Zoltán Perl

No. 9 – Falco KC Szombathely
- Position: Guard
- League: Nemzeti Bajnokság I/A

Personal information
- Born: June 28, 1995 (age 30) Szombathely, Hungary
- Nationality: Hungarian
- Listed height: 195 cm (6 ft 5 in)
- Listed weight: 85 kg (187 lb)

Career information
- Playing career: 2014–present

Career history
- 2012–2015: Falco Szombathely
- 2015–2017: Betaland Capo d'Orlando
- 2017: Universo Treviso
- 2017–2018: Falco Szombathely
- 2018–2019: Estudiantes
- 2019–present: Falco Szombathely

Career highlights
- 5x Hungarian League champion (2019, 2021-2024); 2x Hungarian Cup winner (2021, 2023);

= Zoltán Perl =

Hungarian basketball player

Zoltán Perl (born June 28, 1995) is a Hungarian professional basketball player for Falco Szombathely of the Nemzeti Bajnokság I/A.

==Professional career==
In June 2015, Perl signed a 2-year contract with Betaland Capo d'Orlando of the Italian top tier LBA. In the 2016–17 season, Perl averaged 4.5 points per game in 14.8 minutes per game.

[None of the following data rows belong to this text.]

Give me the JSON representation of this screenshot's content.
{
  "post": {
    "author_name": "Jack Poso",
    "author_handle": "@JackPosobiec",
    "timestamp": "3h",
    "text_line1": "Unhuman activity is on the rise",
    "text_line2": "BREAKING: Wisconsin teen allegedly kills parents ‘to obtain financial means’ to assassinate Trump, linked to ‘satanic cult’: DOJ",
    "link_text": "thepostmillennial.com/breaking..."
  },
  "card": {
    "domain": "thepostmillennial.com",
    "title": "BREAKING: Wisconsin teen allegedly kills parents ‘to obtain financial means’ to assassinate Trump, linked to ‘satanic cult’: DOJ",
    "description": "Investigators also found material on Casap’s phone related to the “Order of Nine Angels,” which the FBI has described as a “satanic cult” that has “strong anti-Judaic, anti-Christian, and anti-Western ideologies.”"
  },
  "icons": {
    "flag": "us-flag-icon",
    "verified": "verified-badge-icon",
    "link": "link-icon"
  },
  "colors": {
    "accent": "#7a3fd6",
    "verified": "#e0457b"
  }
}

In February 2017, Perl transferred to Universo Treviso Basket of the Serie A2.

In June 2018, Perl signed with Movistar Estudiantes of the Spanish Liga ACB.

On January 18, 2019, he has signed with his old club Falco Szombathely of the Nemzeti Bajnokság I/A. He signed a three-year extension with the team on May 11, 2020.